MANILA, Philippines — An administration lawmaker has filed a resolution in the House of Representatives seeking an inquiry into the P9-billion fund for health workers that allegedly never reached them or have been disbursed in much smaller amounts.
Rep. Alfred delos Santos of party-list Ang Probinsiyano said he wants to find out what happened to the Special Risk Allowance of Health Care Workers – or P5,000 for each worker – following persistent reports involving anomalies in the disbursement of the fund.
“I am keeping my fingers crossed that my co-representatives in the House committee on health and other appropriate committees will support this move,” he said, adding that health workers should be given “what is rightfully due them.”
All health care workers are entitled to receive SRA under Bayanihan 1 and 2.
Delos Santos’ call for a probe was prompted by a viral Facebook post of nurse Sam Rivero expressing his disgust over his measly P3,863 SRA for seven months from December 2020 to June 2021. Rivero also aired his concern over radio RMN-dzXL.
He said that when he requested for a computation of the SRA from their human resources office, he was told it was confidential.
“In terms of exposure, all of us health care workers are exposed to the virus,” the nurse lamented.
Sought for comment on Rivero’s complaint, Health Assistant Secretary Dr.
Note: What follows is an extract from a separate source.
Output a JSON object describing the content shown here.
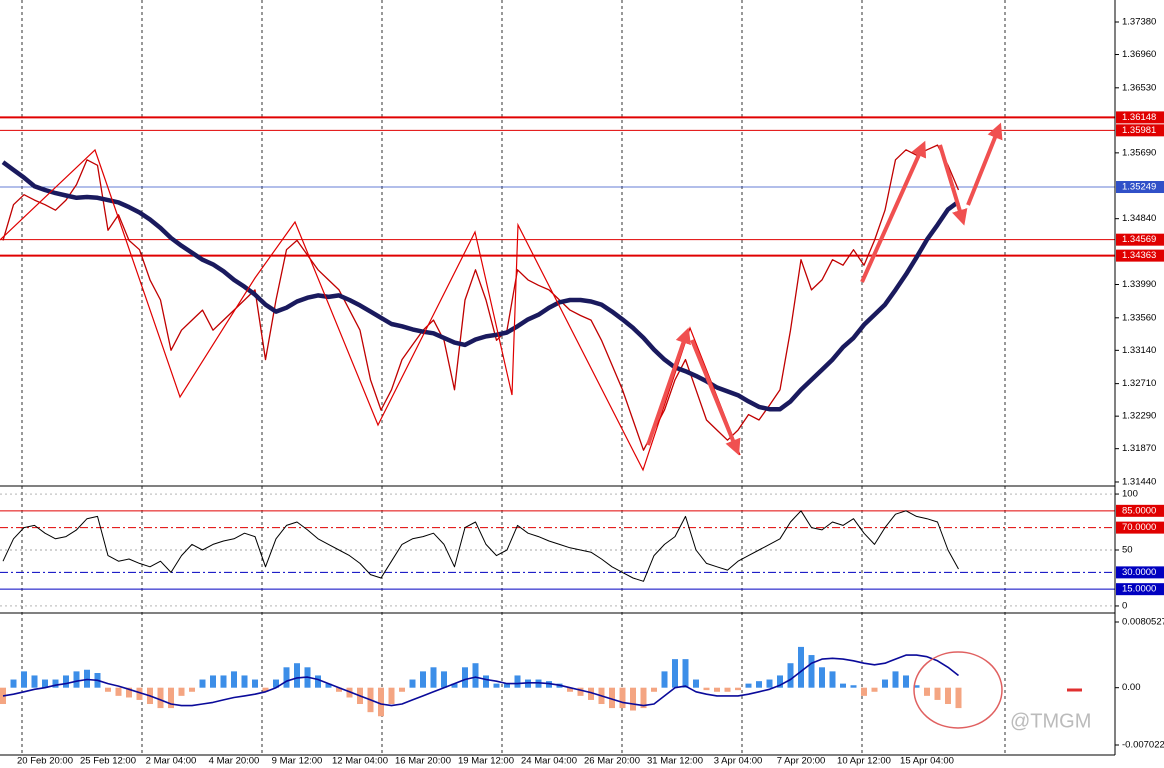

Romeo Ong said he was surprised to hear about it, particularly the excuse that SRA computation is confidential.
“This is the first time that I heard that computation is confidential. It is your right to get your SRA’s computation. It is because you are the one receiving something, and you don’t even know how the computation was done,” he said.
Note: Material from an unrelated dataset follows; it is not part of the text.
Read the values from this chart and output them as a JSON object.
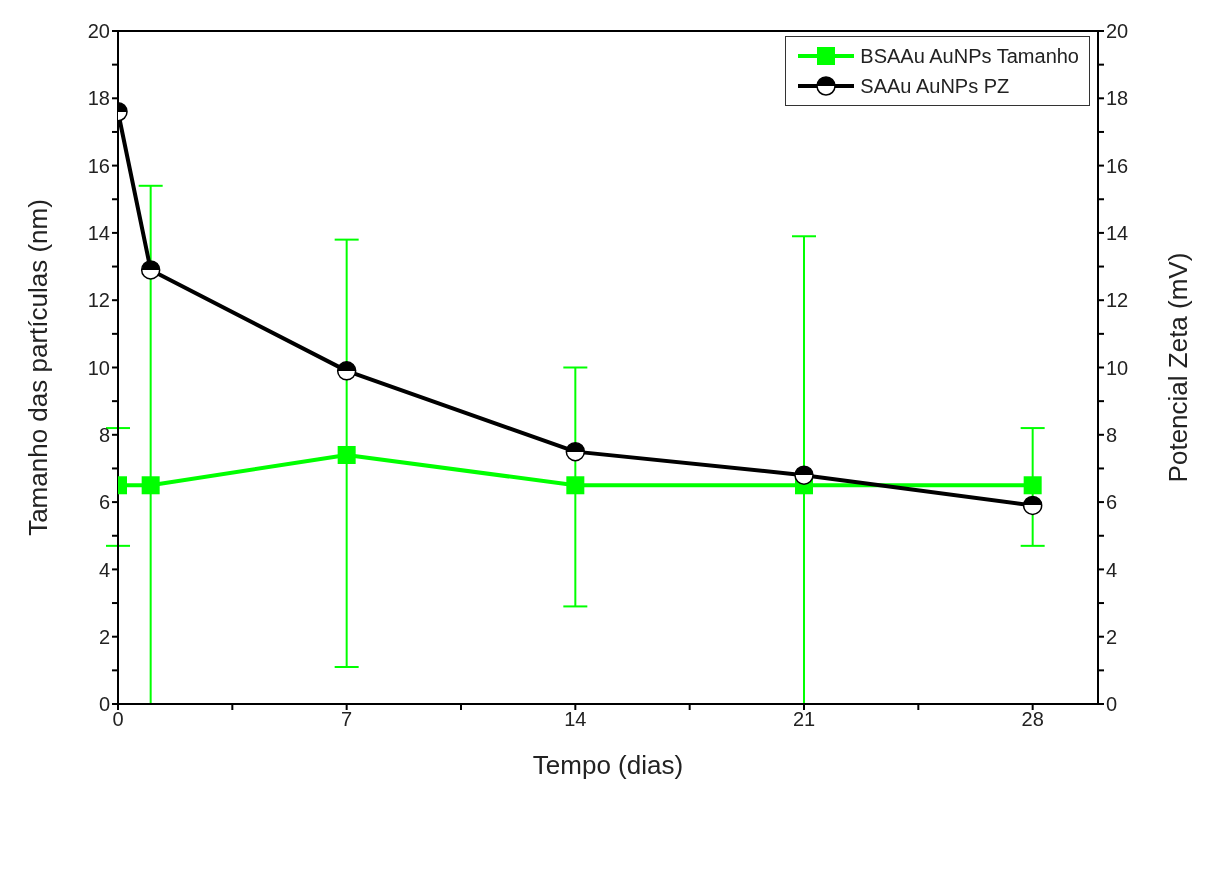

Jocelyn Andamo, secretary general of the Filipino Nurses United, said the case of Rivero is nothing new. “We conducted an online survey, and 65 percent of our respondents told us they did not receive their SRAs from September to December 2020.”
“And from December 2020 to June 30 this year, 88 percent of our respondents complained that they have not received their SRAs. That is the sad reality, and that is the real number of health care workers who have not received their SRAs until now,” she said.
“We can clearly see those billboards along EDSA saying: We salute you, our frontliners! We love the frontliners! And then, we treat them like this?” Delos Santos said.
“If the discretion is with the hospital concerned, then there must be some kind of hocus pocus happening on the funds. Because why would they keep the SRA computation? Maybe the DOH can come up with a memorandum for transparency on this,” he suggested.
Ong, clarified, however, that the funds intended for SRA was “disbursed in full.”
“What we gave them is almost P9 billion for health care workers (HCWs) from December 2020 to June 30 this year; more than 300,000 recipients. The funds have already been released,” he said in a radio interview.
“We gave the health organization units a lot of leeway. So they reported to us the number of HCWs. Let’s say a hospital has 1,000 qualified HCWs. We just multiplied that by P5,000. We cannot afford to be computing how many days this HCW came in to work,” he explained.